Es una de las principales críticas que reciben los participantes en Patreon: que están pidiendo limosna por algo que debería estar retribuido. "Sí, lo ideal sería que hubiera algún tipo de ente cósmico que nos financiara todo para no depender de corporaciones o gobiernos (lo de los videojuegos es una mezcla extraña de las dos cosas). Que todo esto viniera de manos de un mecenas mágico y anónimo. Pero creemos que ofrecemos algo que tiene un valor, por diversos motivos que explicamos en la página del Patreon, y nos gustaría recibir una compensación económica. La mejor solución es pedir dinero a la gente que nos lee".

¿Quién se dedica a Patreon?

Patreoncategorias Casi la mitad de los creadores que acuden a Patreon son youtubers.

Las categorías principales ofrecidas por Patreon limitan un poco el alcance de lo que se mueve ahí dentro: hay gente diseñando juegos y puzles, instrumentistas que suben a vídeo o audio sus recitales, escritores que piden dinero por pieza o periodistas dispuestos a buscar la ayuda del público para "ese" reportaje que ningún editor te financiaría jamás.

Es algo pequeño, todavía, donde muchos ni siquiera consiguen sus objetivos. Una comunidad pequeña (Patreon hablaba hace un año de unos 125.000 patrones) que no puede sostener una ruptura total con los modelos existentes. Pero no viene a sustituir a los grandes medios o los canales habituales -ni siquiera a los de Internet-, sino a ofrecer una alternativa a creadores que en 2015 no ven mucho sentido a las viejas prácticas. Se trata de algo nuevo, el primer paso hacia una mentalidad distinta.

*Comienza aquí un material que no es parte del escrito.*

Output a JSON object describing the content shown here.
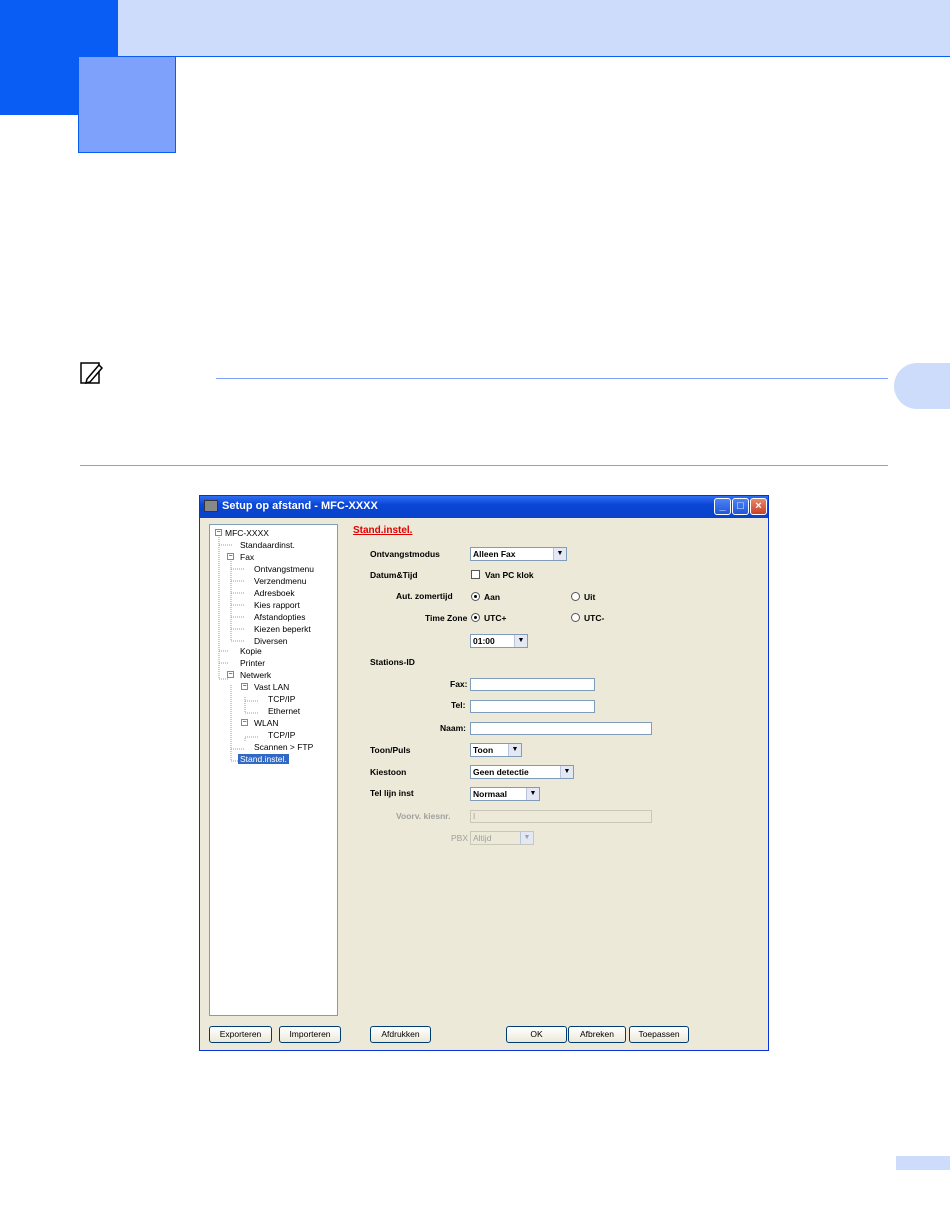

"Por eso las cantidades", concluye Martínez, "son una especie de agradecimiento. Tenemos a 600 personas dándonos 5.000 euros en total. Nos gustaría más que esto se popularizase y tener a 5.000 personas dando un euro cada una: sería más justo, más social, y la manera de que esto se normalice, algo que será mejor para todos. Porque en esas cifras es como cuando compras un disco en bandcamp: el disco está ahí, es gratis, pero lo has escuchado mil veces y quieres decirle al artista que te ha molado. Lo compras más por el agradecimiento y el apoyo que por tener el 'derecho' a tener esos MP3 en tu disco duro". Exactamente el sueño que perseguía Conte.